The Scuderia only raced at the yard of bricks once in 1952, and kingpin Enzo Ferrari wanted to make a return.
Ferrari had conquered Formula 1 and its most famous races like Monaco. They’d dominated endurance racing too, winning the 24 Hours of Le Mans. Indianapolis remained elusive.
Ferrari then had a relationship with tyre supplier Goodyear through Formula 1. Goodyear, by way of Leo Mell, recommended Truesports to head up the Ferrari project.
“I remember getting to the airport in Milan, and this guy had the sign up – Mr. Trueman – and we jumped in this Ferrari and did about a thousand miles an hour down the freeway to Maranello,” Horne recounted.
“We got there at 10 or 11 in the morning and we went through the gates, and it was all this flash, flash, flash, flash, flash, flash. What the hell is all that? And all these photographers hidden around were taking pictures. Who’s coming to Ferrari?
“But yes, I met Enzo. It was like meeting the Pope, you know? And they wanted to proceed with a project. They wanted Truesports to be the team that helped them and become the factory team to run this car in Indy.
“He (Enzo Ferrari) was passionate about the Indy 500 because Ferrari had run there in the early 50s and unsuccessfully, so he wanted to win that again.
“We sent a car to Maranello. We sent four or five mechanics that spent probably four months there just working on the project. We sent a couple of Cosworth engines, they dyno’d them, they looked at them. And produced a design by Gustav Brunner.”
The Ferrari project came at a tumultuous time for F1 as it moved away from the popular turbocharged V6 and naturally-aspirated V12 engines to an all-in naturally-aspirated 3.5-litre eight-cylinder formula for 1989.
“Ferrari was struggling in F1 at the time. There was a lot of politics going on,” Horne recalled.
The engine mandate frustrated Enzo Ferrari. He declared Ferrari would leave F1 if the FIA didn’t backflip on its decision.
“The news concerning the possibility of Ferrari abandoning Formula 1 to race in the United States has a basis in fact,” Ferrari trumpeted at the time.
“For some time at Ferrari there has been study of a program of participation at Indianapolis and in the CART championship.
“In the event that in Formula 1 the sporting and technical rules of the Concorde Agreement are not sufficiently guaranteed for three years the Ferrari team (in agreement with its suppliers and in support of its presence in the US) will put this program into effect.”

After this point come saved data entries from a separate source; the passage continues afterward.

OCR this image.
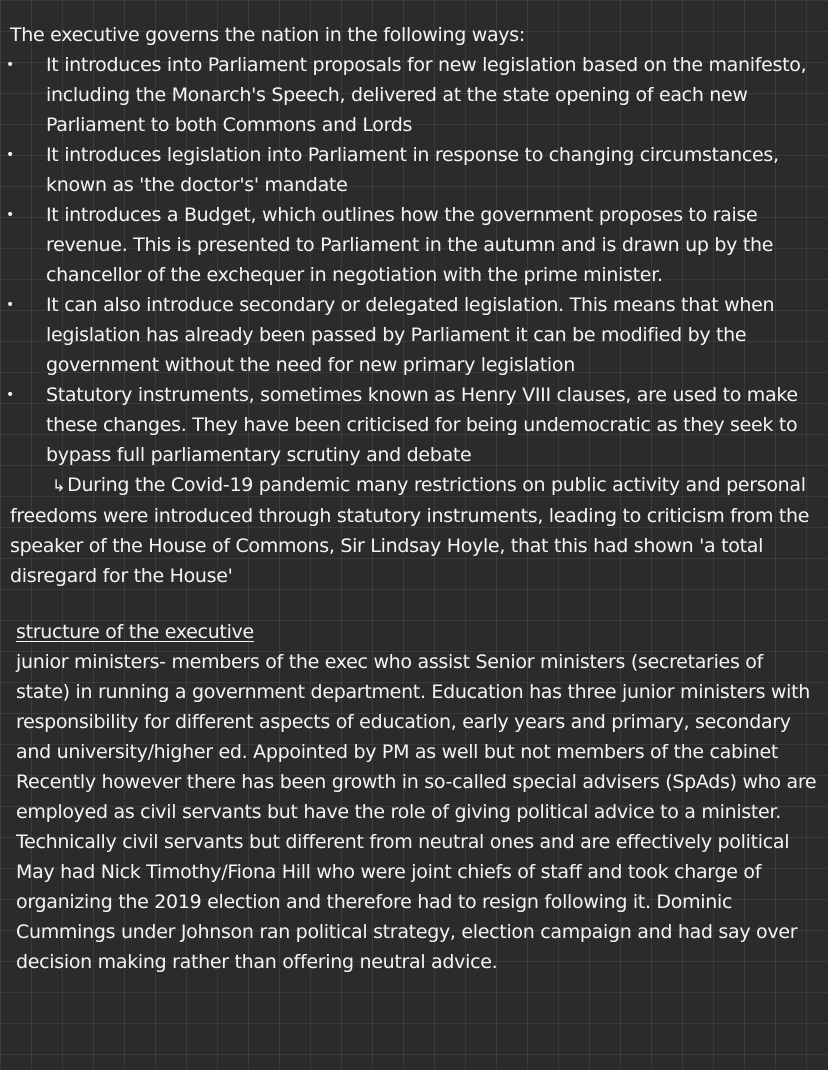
The executive governs the nation in the following ways:

• It introduces into Parliament proposals for new legislation based on the manifesto, including the Monarch's Speech, delivered at the state opening of each new Parliament to both Commons and Lords
• It introduces legislation into Parliament in response to changing circumstances, known as 'the doctor's' mandate
• It introduces a Budget, which outlines how the government proposes to raise revenue. This is presented to Parliament in the autumn and is drawn up by the chancellor of the exchequer in negotiation with the prime minister.
• It can also introduce secondary or delegated legislation. This means that when legislation has already been passed by Parliament it can be modified by the government without the need for new primary legislation
• Statutory instruments, sometimes known as Henry VIII clauses, are used to make these changes. They have been criticised for being undemocratic as they seek to bypass full parliamentary scrutiny and debate

↳ During the Covid-19 pandemic many restrictions on public activity and personal freedoms were introduced through statutory instruments, leading to criticism from the speaker of the House of Commons, Sir Lindsay Hoyle, that this had shown 'a total disregard for the House'

structure of the executive

junior ministers- members of the exec who assist Senior ministers (secretaries of state) in running a government department. Education has three junior ministers with responsibility for different aspects of education, early years and primary, secondary and university/higher ed. Appointed by PM as well but not members of the cabinet Recently however there has been growth in so-called special advisers (SpAds) who are employed as civil servants but have the role of giving political advice to a minister. Technically civil servants but different from neutral ones and are effectively political May had Nick Timothy/Fiona Hill who were joint chiefs of staff and took charge of organizing the 2019 election and therefore had to resign following it. Dominic Cummings under Johnson ran political strategy, election campaign and had say over decision making rather than offering neutral advice.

Some believed the CART project was merely a bargaining tool to make the FIA reconsider its position on the eight-cylinder formula.

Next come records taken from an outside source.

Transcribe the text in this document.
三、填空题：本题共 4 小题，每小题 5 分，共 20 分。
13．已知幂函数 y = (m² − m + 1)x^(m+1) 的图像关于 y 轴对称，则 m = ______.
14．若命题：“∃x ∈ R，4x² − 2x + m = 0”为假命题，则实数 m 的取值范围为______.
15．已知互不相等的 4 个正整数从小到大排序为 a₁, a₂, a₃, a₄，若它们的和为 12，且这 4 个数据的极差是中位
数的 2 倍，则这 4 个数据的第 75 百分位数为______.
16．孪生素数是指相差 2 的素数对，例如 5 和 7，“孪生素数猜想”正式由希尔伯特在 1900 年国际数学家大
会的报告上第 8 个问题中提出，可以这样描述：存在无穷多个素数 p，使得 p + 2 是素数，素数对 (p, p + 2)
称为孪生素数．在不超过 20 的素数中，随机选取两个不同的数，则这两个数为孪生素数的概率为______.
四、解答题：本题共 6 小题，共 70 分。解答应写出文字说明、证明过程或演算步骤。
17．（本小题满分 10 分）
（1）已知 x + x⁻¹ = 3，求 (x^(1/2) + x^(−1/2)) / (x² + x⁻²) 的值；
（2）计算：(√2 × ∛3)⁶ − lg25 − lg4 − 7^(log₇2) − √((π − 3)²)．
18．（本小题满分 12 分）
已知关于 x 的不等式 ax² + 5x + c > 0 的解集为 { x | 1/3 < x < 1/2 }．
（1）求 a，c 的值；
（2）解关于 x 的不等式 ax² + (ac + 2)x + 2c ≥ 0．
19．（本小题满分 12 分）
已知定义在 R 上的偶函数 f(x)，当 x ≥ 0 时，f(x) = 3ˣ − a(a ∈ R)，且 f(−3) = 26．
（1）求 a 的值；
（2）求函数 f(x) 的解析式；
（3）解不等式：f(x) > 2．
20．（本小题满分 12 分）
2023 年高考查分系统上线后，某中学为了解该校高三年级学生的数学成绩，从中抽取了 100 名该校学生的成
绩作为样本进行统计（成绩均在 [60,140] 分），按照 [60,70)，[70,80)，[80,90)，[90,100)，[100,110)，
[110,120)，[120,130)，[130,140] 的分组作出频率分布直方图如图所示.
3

A Truesport-run March 85C was sent to Maranello where Ferrari engineers tested and tore it apart before making its own car, the Ferrari 637.
The turbocharged V8-powered Ferrari tested in 1986 with Bobby Rahal and Michele Alboreto at Fiorano.

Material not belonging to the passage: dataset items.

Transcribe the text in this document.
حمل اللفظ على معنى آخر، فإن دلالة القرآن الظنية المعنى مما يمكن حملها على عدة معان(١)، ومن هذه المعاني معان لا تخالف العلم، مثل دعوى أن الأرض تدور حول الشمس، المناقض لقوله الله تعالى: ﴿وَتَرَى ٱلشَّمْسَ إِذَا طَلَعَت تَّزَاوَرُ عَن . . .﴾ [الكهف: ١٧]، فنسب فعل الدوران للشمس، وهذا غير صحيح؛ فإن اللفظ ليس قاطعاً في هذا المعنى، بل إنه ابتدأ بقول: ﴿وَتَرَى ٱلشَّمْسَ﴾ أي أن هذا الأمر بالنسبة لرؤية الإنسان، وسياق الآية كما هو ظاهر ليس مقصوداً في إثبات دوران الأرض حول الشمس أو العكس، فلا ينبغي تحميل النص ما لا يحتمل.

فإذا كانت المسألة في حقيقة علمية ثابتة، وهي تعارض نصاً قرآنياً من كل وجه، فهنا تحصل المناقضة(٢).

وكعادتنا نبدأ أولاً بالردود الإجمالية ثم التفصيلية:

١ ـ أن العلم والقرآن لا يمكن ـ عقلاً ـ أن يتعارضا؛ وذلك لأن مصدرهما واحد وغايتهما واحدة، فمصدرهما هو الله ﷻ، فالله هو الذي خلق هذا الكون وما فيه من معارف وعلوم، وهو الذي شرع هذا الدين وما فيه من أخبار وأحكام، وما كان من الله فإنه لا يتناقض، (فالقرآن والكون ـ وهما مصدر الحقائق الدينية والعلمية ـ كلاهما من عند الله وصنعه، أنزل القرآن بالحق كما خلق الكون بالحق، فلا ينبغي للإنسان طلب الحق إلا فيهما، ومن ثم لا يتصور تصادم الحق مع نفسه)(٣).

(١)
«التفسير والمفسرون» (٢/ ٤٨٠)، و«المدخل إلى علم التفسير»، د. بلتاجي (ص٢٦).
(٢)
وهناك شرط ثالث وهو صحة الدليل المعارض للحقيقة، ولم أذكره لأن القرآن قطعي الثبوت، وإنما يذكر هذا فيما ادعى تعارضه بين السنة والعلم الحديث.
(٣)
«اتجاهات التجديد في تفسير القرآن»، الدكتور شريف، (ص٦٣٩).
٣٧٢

Seemingly spooked by the reality that Ferrari was serious about CART, the FIA reversed its engine regulation.
Ultimately, the CART project was scratched before it could make it to Indianapolis – but not entirely because of the FIA and its decision, according to Horne.
“There were rule changes around the engines. I think that played somewhat into the final decision,” he explained.
“Harvey Postlethwaite was the F1 designer, nice guy, did a reasonable job. But they hired John Barnard from McLaren. So John went to Ferrari, and I think he made the right decision.
“He said, ‘If we’re going to win F1, we need to put this IndyCar project to one side. We can’t do both at once’. And he was correct. So the Ferrari project got put on ice.
“They paid us out of the contract. The car was built, I think it might be in the museum at Indy, actually.
“I’ve seen it. It ran on the track. Michele Albreto drove it twice. But that was the end of that project.”
For Horne, the Ferrari project was something of a “full-circle” moment having, at the age of seven, watched Ferrari win the New Zealand Grand Prix at Ardmore in 1957 with Reg Parnell.